Schon der Versuch, das Wort „Bürgermeisterkandidat“ grammatisch der Geschlechtergerechtigkeit anzupassen, führt zu skurrilen Ergebnissen. Wenn man aber erst versuchte, den Vers Lukas 6, 39 allein für die beiden herkömmlichen Geschlechter gerecht zu übertragen, käme dabei heraus: „Kann auch ein Blinder oder eine Blinde einem oder einer Blinden den Weg weisen? Werden sie nicht alle beide in die Grube fallen – oder alle drei – oder alle vier?“ – Nicht zu denken an die anderen Geschlechter!

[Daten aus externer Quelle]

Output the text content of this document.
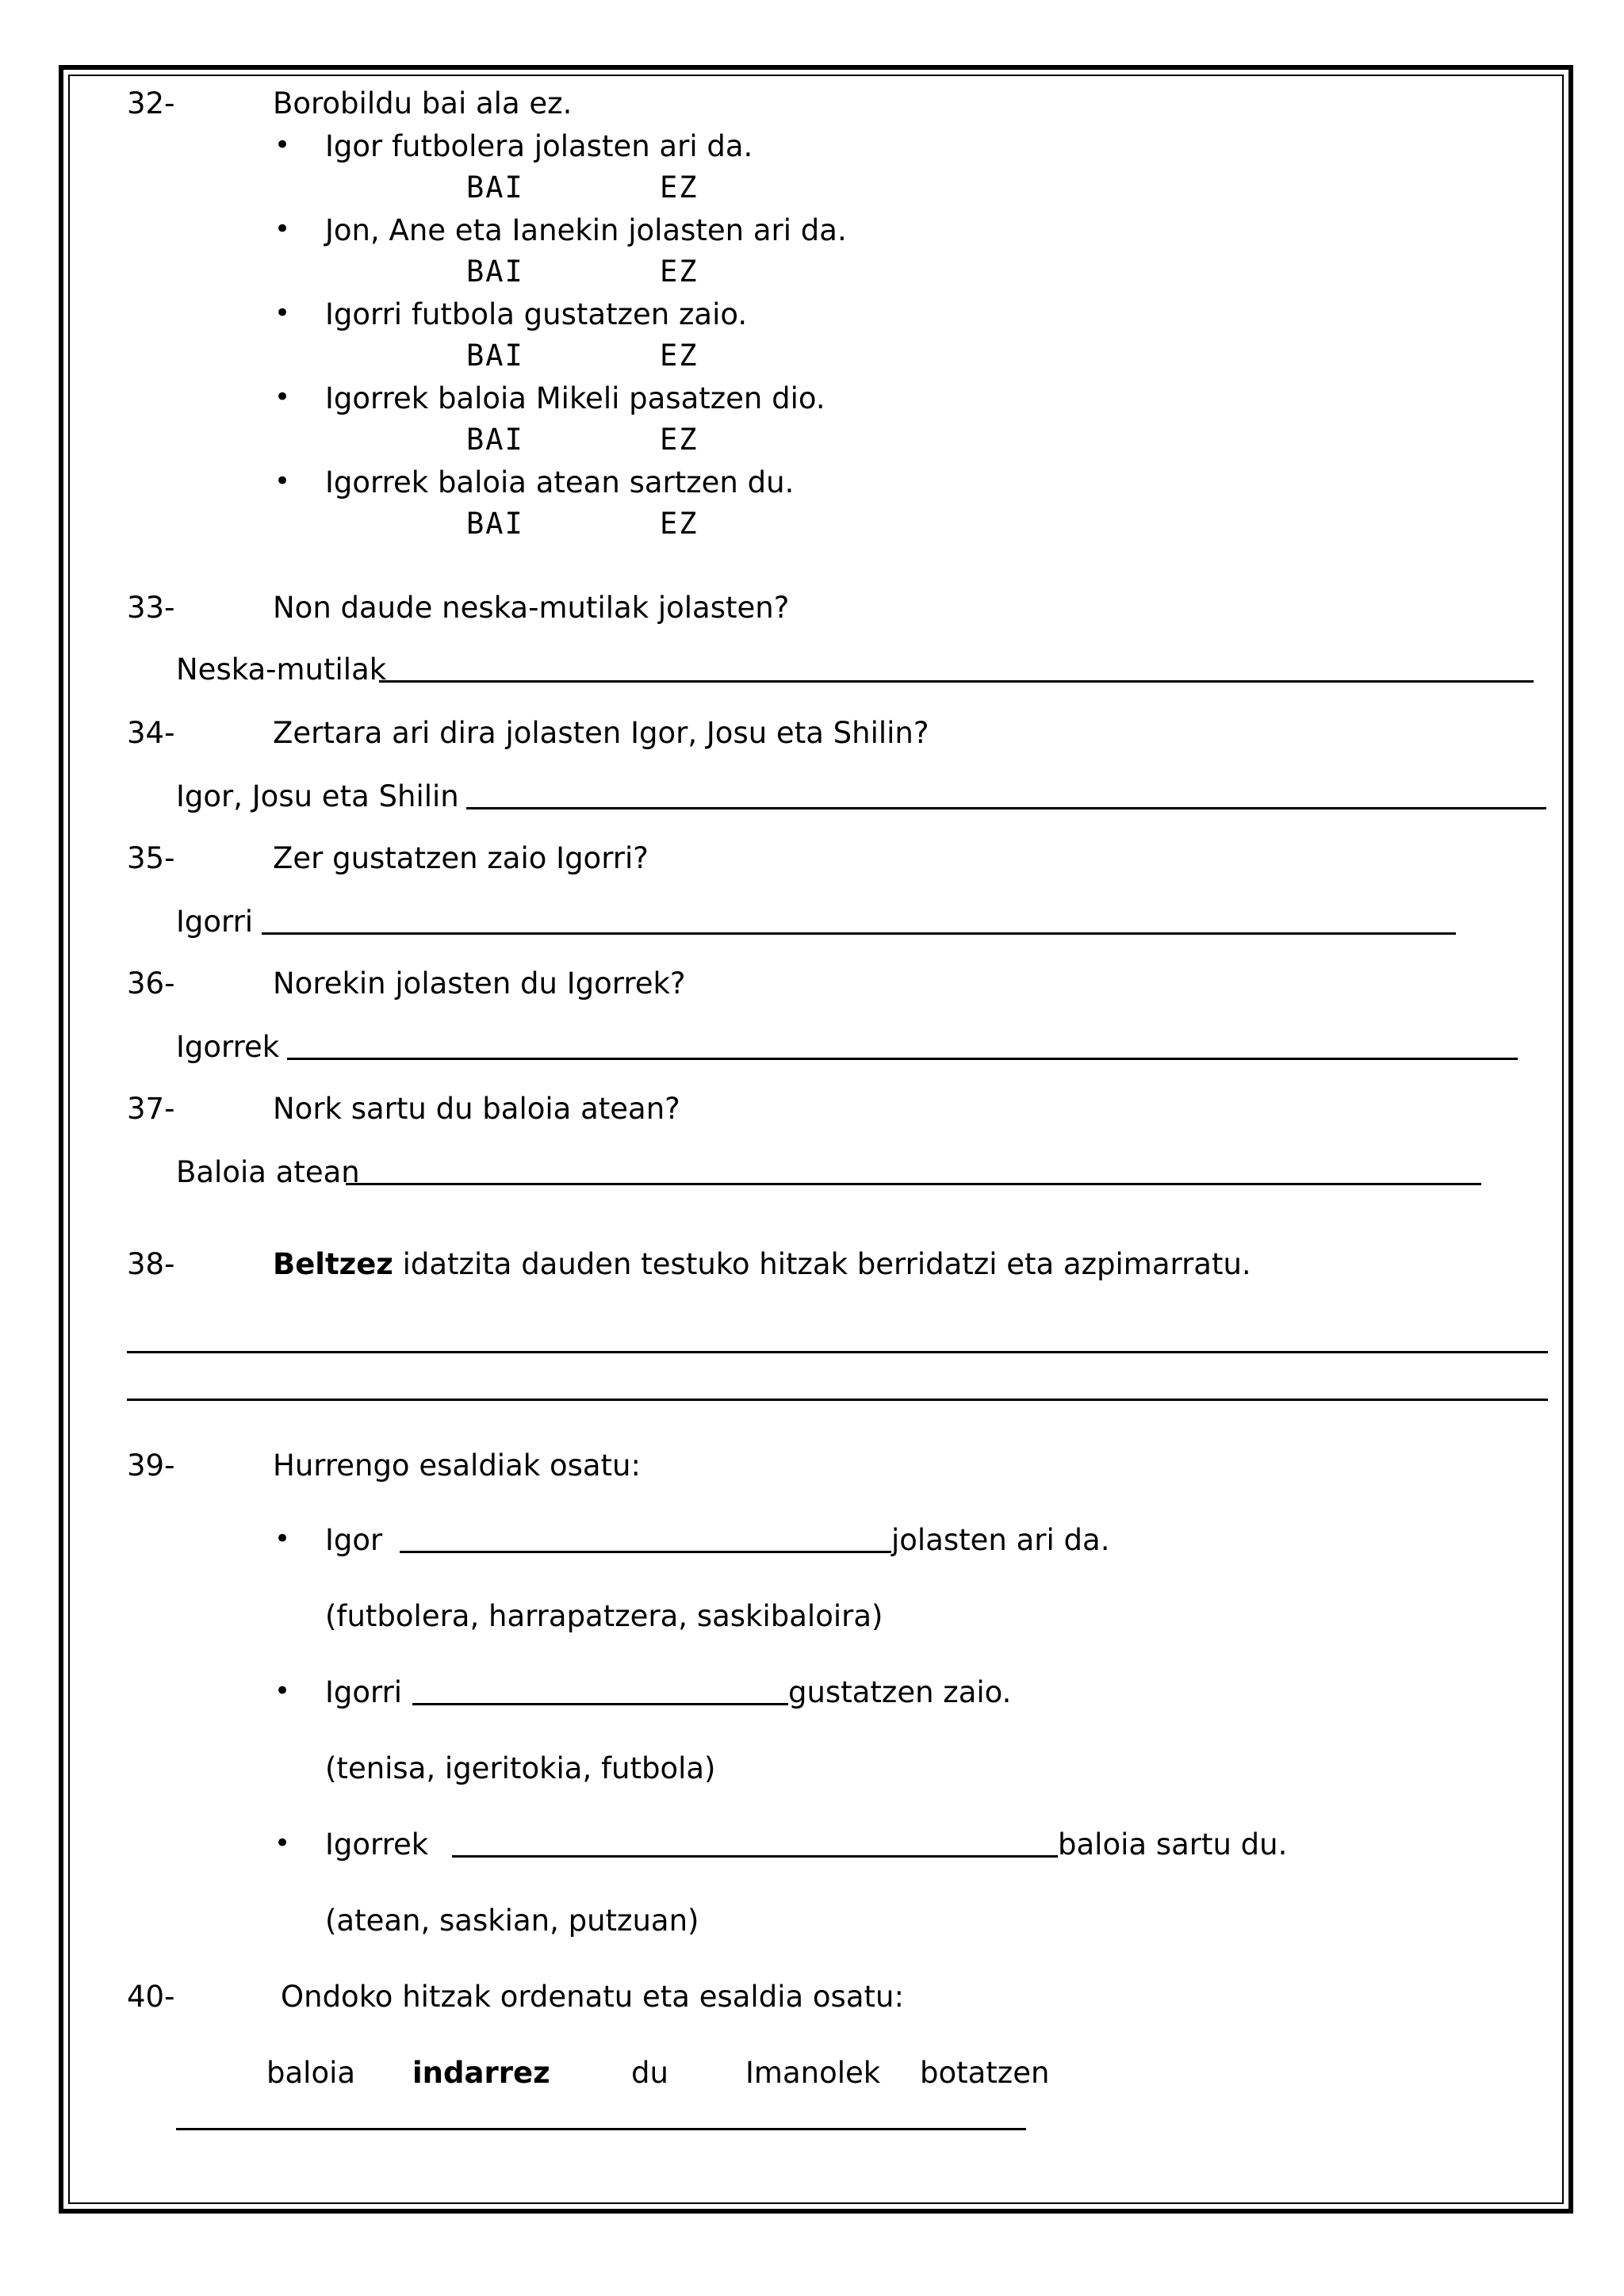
32-	Borobildu bai ala ez.
• Igor futbolera jolasten ari da.
BAI	EZ
• Jon, Ane eta Ianekin jolasten ari da.
BAI	EZ
• Igorri futbola gustatzen zaio.
BAI	EZ
• Igorrek baloia Mikeli pasatzen dio.
BAI	EZ
• Igorrek baloia atean sartzen du.
BAI	EZ
33-	Non daude neska-mutilak jolasten?
Neska-mutilak
34-	Zertara ari dira jolasten Igor, Josu eta Shilin?
Igor, Josu eta Shilin
35-	Zer gustatzen zaio Igorri?
Igorri
36-	Norekin jolasten du Igorrek?
Igorrek
37-	Nork sartu du baloia atean?
Baloia atean
38-	Beltzez idatzita dauden testuko hitzak berridatzi eta azpimarratu.
39-	Hurrengo esaldiak osatu:
• Igor	jolasten ari da.
(futbolera, harrapatzera, saskibaloira)
• Igorri	gustatzen zaio.
(tenisa, igeritokia, futbola)
• Igorrek	baloia sartu du.
(atean, saskian, putzuan)
40-	Ondoko hitzak ordenatu eta esaldia osatu:
baloia indarrez	du	Imanolek botatzen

Auch die von Ihrem unterstützenswerten Bestreben beseelten sprachlichen Versuche in seriösen Medien wie dem Deutschlandfunk und anderen Staatssendern führen mittlerweile dazu, daß man deren Nachrichten nicht mehr mit der gebotenen Aufmerksamkeit auf den Nachrichteninhalt hören kann, weil, wenn Sie diesen rustikalen Ausdruck erlauben, die Sprache versaut/-ebert/-schweinxt wird, was den gedankliche Fokus vom Eigentlichen (?) ablenkt.

Sie sehen: So geht es mit der geschlechtergerechten Sprache nicht weiter!

Erlauben Sie einen ebenso wohlgemeinten wie revolutionären Vorschlag, der aus dem beschriebenen diskriminierenden Dilemma führt: die gedankliche Trennung des biologischen Geschlechts vom grammatischen. Schauen Sie sich diese erstaunlich einfache Lösung anhand dreier Beispiele an:

Das Rind (neutrum)
„Das Rind“ kennt nach herkömmlicher Ansicht zwei biologische Geschlechter: die Kuh (fem.) und den Bullen resp. nach Kastration den Ochsen (beide mask.) – weitere natürlich möglich. Wenn nach dem hier unterbreiteten Vorschlag jemand „das Rind“ sagte, bedeutete das nicht, daß er den männlichen, weiblichen oder andersgeschlechtlichen Individuen dieser Gattung ihre jeweilige Geschlechtlichkeit abspräche.

Die Seegurke (feminin)
Entsprechendes wie für „das Rind“ gilt für „die Seegurke“, für deren maskuline oder feminine Individuen dem Verfasser keine Bezeichnungen bekannt sind.
Formulierungen wie „der Seegurkerich“ oder – gedanklich herausfordernder – „die Seegurkin“ wären bei Annahme des vorgeschlagenen Verfahrens verzichtbar.

Der Mensch (maskulin)
Das Wort "Mensch" bezeichnet ein Säugetier, dessen Individuen nach herkömmlicher Ansicht zwei, nach den erwähnten neueren Erkenntnissen in Ihrem Universum über fünfzig Geschlechter kennt. Grammatisch wäre nach diesem Vorschlag ein männliches, weibliches oder sonstwiegeschlechtliches Exemplar dieser Gattung immer noch „ein Mensch“ (grammatisch maskulin). Also: Niemand, der „der Mensch“ sagt, würde nach diesem Vorschlag damit behaupten, daß das gemeinte Individuum dieser Gattung biologisch maskulinen Geschlechtes sei.
Übrigens: Daß die altertümliche Bezeichnung des weiblichen Menschen, „das Weib“, im deutschen grammatisch neutral ist, wäre dann auch nicht mehr problematisch, weil ja Grammatik und Biologie/Ideologie getrennt wären.

In unserer, Ihnen vermutlich fremden Welt geht übrigens - das wird Ihnen anrüchig erscheinen - niemand „zur Metzgerin oder zum Metzger“, er bemüht auch nicht „den Computerfritzen oder die Computer(innen)trulla“. Hier, wo Sie immer gerne willkommen sind, wird diese gedankliche Trennung von biologischem und grammatischem Geschlecht schon vollzogen – übrigens mit besten Erfahrungen: Man versteht sich. Kommen Sie vorbei!


Freundliche Grüße aus einer fernen Welt – und toi toi toi!